Geçmiş sezonlardan ders alan yaratıcı ekip, kendini tekrar etmek yerine güçlü bir içerikle seyirci karşısına çıktı.
Robert Englund’un ikonik karakterinden etkilenen dizi, adeta Vecna’yı neo bir Freddy Krueger’a benzetti.
Her sezonda olduğu gibi karakter gelişimini ön plana çıkaran dizi nam-ı diğer Papa’yı bile boş geçmiyor. En nefret edilen karakterlerden biri haline gelen Martin Brenner bir an da iyilik meleği kesiliyor. Tabi tüm bu detaylar bir duygu seline kapılmak için Netflix karşısına geçtiğinizde çözümlenecek.
Ayrıca yaratıcı ekip, genç yıldızların yeteneklerini geliştirmelerini sağlamak istedi. Bu nedenle oldukça uzun bir sezona imza attılar. Shawn Levy bu konu hakkında şöyle diyor:
Matt de aynı fikirde: “En zorlu şey, tüm oyunculara parlama şansı verdiğimizden emin olmak.
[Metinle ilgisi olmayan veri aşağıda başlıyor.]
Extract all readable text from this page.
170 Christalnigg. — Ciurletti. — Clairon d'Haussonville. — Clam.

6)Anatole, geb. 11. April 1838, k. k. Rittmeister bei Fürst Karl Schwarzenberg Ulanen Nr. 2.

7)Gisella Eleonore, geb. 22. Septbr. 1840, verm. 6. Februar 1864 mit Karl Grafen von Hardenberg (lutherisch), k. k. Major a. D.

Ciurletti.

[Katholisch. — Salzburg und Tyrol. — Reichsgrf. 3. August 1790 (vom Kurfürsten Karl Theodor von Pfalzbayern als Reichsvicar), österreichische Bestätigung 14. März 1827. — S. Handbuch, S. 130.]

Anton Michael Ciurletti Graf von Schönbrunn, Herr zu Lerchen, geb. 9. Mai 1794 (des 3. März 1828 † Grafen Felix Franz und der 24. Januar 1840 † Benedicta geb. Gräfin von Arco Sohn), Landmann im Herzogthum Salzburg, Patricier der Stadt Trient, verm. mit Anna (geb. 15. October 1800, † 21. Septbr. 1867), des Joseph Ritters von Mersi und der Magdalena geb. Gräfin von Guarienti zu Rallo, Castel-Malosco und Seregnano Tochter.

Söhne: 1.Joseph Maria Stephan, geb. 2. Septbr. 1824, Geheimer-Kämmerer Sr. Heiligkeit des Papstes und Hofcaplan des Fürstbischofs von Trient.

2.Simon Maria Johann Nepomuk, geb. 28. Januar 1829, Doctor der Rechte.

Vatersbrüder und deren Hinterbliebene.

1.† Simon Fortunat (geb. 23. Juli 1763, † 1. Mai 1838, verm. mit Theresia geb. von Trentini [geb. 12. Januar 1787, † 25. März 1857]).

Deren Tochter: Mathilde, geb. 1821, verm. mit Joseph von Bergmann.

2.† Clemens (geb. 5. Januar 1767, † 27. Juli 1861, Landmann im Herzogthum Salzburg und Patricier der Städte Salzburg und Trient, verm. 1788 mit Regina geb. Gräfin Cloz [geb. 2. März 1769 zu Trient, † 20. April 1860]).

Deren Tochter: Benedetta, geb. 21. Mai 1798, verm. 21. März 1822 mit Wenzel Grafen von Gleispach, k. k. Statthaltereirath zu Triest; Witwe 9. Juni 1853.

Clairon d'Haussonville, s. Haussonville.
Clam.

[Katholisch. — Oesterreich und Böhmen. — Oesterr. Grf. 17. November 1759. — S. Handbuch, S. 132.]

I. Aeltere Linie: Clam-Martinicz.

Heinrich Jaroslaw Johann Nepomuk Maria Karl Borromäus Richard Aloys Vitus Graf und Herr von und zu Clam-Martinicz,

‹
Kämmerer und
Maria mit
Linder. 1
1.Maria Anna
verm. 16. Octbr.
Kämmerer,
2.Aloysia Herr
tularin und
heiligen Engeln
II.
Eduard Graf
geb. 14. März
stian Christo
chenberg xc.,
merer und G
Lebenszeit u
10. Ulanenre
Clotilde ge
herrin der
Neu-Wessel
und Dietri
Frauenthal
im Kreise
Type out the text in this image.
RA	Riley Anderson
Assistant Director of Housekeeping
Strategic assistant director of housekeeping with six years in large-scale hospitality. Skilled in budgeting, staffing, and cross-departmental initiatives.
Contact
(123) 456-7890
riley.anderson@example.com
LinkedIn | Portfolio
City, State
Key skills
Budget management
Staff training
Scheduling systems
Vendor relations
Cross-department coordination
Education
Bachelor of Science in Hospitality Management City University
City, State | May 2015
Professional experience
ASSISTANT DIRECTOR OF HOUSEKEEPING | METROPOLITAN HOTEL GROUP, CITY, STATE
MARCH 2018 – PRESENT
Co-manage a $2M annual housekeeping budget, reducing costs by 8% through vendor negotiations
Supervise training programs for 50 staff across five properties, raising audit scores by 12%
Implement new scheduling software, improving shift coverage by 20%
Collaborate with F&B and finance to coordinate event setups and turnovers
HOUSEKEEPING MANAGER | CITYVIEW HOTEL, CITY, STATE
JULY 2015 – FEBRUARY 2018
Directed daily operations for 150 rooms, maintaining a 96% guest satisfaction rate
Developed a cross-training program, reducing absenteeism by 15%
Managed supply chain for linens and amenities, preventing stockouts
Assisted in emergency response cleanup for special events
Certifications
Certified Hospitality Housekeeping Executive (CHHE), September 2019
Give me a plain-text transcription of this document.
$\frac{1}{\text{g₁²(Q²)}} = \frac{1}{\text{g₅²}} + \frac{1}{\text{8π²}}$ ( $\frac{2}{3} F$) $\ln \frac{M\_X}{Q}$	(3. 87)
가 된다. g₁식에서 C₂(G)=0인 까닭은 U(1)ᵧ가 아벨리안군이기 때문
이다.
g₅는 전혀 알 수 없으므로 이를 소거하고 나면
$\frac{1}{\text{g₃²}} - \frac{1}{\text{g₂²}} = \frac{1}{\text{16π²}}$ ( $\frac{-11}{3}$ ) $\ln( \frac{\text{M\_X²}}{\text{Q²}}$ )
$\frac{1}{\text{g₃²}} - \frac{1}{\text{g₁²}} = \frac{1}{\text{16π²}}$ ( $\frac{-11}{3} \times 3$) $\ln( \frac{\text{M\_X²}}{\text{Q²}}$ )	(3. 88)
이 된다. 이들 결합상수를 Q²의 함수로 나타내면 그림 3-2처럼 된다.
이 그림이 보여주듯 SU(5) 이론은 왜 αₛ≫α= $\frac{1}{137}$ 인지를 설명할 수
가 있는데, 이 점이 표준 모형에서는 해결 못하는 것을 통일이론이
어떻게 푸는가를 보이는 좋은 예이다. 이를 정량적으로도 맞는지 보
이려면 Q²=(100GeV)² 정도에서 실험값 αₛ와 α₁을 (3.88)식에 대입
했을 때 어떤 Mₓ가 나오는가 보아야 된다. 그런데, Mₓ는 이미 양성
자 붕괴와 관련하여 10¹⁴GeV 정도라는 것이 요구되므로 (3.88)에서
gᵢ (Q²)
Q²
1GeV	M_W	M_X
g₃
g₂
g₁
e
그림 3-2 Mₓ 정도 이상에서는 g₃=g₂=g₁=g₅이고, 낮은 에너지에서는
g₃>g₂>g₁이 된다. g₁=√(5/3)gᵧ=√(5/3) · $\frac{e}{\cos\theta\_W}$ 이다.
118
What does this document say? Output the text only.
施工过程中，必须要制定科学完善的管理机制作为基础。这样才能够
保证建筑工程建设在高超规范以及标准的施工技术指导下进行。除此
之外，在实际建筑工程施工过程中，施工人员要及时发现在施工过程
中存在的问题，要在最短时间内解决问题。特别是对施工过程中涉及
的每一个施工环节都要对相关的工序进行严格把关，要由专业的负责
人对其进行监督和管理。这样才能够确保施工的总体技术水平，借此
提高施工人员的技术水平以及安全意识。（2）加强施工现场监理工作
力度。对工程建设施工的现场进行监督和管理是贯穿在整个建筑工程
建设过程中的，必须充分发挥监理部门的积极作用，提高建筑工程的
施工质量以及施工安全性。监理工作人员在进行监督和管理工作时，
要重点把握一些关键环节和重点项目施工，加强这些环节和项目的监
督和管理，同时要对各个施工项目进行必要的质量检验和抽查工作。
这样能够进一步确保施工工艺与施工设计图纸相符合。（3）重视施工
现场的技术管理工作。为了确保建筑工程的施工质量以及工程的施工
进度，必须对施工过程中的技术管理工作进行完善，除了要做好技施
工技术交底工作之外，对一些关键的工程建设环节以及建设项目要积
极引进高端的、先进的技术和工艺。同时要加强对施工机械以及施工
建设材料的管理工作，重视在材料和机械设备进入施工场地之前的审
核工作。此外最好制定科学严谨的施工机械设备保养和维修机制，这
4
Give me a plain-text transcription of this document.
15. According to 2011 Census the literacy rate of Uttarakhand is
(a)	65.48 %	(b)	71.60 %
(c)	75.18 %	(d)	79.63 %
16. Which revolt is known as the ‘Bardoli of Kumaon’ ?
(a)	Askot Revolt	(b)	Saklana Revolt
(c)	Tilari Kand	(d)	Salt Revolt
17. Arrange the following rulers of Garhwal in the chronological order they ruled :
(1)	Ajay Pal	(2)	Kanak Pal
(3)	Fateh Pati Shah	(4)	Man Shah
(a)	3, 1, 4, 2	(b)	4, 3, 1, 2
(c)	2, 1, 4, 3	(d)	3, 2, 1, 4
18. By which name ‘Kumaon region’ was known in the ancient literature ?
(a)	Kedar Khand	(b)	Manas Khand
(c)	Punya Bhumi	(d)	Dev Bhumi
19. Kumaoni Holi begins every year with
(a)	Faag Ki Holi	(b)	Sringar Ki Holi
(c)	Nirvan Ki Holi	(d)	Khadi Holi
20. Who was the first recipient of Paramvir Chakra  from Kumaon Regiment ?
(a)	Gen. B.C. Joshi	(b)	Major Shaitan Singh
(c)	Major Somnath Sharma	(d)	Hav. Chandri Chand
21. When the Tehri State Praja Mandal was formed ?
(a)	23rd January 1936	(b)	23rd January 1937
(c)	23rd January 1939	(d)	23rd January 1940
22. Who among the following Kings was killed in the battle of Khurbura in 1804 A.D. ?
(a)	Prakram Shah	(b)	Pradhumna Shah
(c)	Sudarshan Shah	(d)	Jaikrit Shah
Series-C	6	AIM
Bu sezonun bu kadar uzun olmasının nedenlerinden biri de bu; her karakterin bir yolculuğu olduğundan emin olmak istedik.
Ancak yine de mutlu bir sona bağlanmayan dizi kaosun dozajını daha da artırdığı yeni bir sezonun habercisi kıvamına geldi.
Hawkins adeta cehenneme teslim oldu. Zira bu sezon finali diğer sezon finallerinden farklı olarak mutlu bir sonla bitmedi. Bu da 5. sezonun tatmin edici bir sona bağlanacağı yönündeki iddiaları güçlendirdi.
Zaten bu konuda Shawn Levy’nin bir açıklaması var:
Her şeyi beşte bitireceğiz çünkü Duffer’ların, kendilerinin ve dünyanın çok fazla yatırım yaptığı tüm bu karakterler için adaleti yerine getirme konusunda kendilerine güvendikleri yer burası.
Yeni sezonun çekileceği kesinleşmiş olsa da ileride herhangi bir engel çıkmadığı takdirde en erken 2023 yılında Netflix’e 5. sezonuyla geri dönecek olan Stranger Things dizisi her şeyin bir sonuca bağlandığı ancak birçok fedakarlığın yapılabileceği bir final olabilir.